Kristijonas Lukas Bukauskas writes:
I'm having an affair with one of the vendors as a sending MTA, honoring MTA-
STS (RFC 8461). Their response:
• Our TDS validation shows MX lookup for n0.lt returns n0.lt instead of
mx.n0.lt. It is consistent with what we are seeing with production.
MX lookup for n0.lt. returns mx.n0.lt.
n0.lt. 269 IN MX 10 mx.n0.lt.
The CNAME comes from A and AAAA lookups on mx.n0.lt. That's my understanding
of how DNS works. If you look up a record, and there's a CNAME for it, you
get the CNAME then the record for the alias (if trusted, else the onus is
on you to rerun the query). If you look up a record and it exists, you get
it. Whether the name is another hostname, and that hostname has a CNAME
alias, that's not the road that's been traveled, yet.
Selecting an MX target host is regulated in a different RFC, namely and
specifically in <URL:https://tools.ietf.org/html/rfc5321#section-5.1>RFC
I don't see this as an MX selection issue but as an STS validation issue. My
stack agrees that the STS policy is valid.
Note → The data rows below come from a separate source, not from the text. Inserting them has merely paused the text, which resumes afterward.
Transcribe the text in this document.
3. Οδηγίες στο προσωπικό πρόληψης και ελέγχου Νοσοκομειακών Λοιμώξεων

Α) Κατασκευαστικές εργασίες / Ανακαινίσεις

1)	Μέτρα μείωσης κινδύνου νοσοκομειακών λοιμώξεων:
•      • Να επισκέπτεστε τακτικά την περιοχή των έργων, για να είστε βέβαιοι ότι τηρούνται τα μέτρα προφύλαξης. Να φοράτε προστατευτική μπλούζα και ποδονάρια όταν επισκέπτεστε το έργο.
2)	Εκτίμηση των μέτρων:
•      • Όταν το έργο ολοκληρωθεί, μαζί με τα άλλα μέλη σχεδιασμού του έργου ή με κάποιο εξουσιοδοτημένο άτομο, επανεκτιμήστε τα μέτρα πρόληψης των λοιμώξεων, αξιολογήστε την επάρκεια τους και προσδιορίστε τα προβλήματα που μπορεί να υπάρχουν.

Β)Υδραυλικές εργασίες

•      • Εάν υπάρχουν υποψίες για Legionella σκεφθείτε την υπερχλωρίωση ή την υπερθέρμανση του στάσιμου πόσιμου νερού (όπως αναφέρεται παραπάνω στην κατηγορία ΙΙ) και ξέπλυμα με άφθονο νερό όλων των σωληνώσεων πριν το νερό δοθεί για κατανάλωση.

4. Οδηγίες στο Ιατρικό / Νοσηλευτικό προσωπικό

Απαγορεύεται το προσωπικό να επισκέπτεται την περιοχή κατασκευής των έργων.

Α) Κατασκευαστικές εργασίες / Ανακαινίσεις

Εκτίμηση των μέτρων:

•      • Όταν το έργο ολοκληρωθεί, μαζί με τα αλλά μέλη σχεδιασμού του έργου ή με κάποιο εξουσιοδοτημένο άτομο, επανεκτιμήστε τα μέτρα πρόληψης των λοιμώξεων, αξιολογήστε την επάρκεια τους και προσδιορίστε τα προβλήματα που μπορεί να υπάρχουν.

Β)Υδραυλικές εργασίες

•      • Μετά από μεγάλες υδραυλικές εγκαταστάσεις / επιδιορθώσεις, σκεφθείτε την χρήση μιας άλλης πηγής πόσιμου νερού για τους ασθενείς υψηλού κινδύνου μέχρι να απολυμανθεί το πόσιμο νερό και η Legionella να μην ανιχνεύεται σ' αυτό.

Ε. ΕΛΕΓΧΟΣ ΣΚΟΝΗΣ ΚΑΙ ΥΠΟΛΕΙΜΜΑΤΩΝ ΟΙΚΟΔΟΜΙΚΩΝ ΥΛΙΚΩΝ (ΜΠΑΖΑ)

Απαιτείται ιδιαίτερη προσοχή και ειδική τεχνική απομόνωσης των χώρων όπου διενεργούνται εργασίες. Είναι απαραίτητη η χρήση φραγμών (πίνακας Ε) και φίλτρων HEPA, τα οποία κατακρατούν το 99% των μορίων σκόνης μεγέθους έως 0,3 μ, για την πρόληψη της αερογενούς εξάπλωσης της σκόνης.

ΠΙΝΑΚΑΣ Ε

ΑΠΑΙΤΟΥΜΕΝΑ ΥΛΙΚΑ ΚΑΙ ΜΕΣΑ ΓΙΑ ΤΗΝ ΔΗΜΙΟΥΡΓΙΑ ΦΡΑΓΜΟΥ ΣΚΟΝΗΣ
$ testmxlookup --dnssec n0.lt
Relay: mx.n0.lt, Priority: 10, Address: ::ffff:184.108.40.206 (DNSSEC)
Relay: mx.n0.lt, Priority: 10, Address: 2a03:b0c0:2:d0::d1b:a001 (DNSSEC)
CNAME here involves the resolution of the mx.n0.lt hostname. The n0.lt
resolves to mx.n0.lt. Everything here passes my interpretation of STS
As advised by one of the authors of RFC 8461, I'm reaching out to the IETF
SMTP list for your opinions, namely if MTA-STS, in theory, should fail to
validate if an MX points to a CNAME.
I see nothing in RFC 8461 that seems to disallow it. In fact, this statement
seems rather unambiguous to me:
4.1. MX Host Validation
A receiving candidate MX host is valid according to an applied MTA-
STS Policy if the MX record name matches one or more of the "mx"
fields in the applied policy. Matching is identical to the rules
given in [RFC6125],
The "MX" record here is:
n0.lt. 300 IN MX 10 mx.n0.lt.
That's the DNS record.
And it squares up with the policy file. And the "Server Identify Check"
portion in rfc6125 seems to prohibit using CNAME aliases for hostname
2.4. Server Identity Check
During the TLS negotiation, the client MUST check its understanding
of the server hostname against the server's identity as presented in
the server Certificate message, in order to prevent man-in-the-middle
attacks. Matching is performed according to these rules:
o The client MUST use the server hostname it used to open the
connection as the value to compare against the server name as
expressed in the server certificate. The client MUST NOT use any
form of the server hostname derived from an insecure remote source
(e.g., insecure DNS lookup). CNAME canonicalization is not done.
This seems to be consistent with traditional certificate validation rules:
www.yahoo.com. 60 IN CNAME new-fp-shed.wg1.b.yahoo.com.
My browser is happy to load https://www.yahoo.com, and validate the
certificate for the CN of www.yahoo.com, instead of this alphabet soup.
An alternative interpretation here would have the result of the STS policy
file validating n0.lt, but a TLS connection will need to validate a
certificate for mx.n0.lt. In this case it wouldn't matter, the same cert
works for both, but that doesn't quite add together, for me.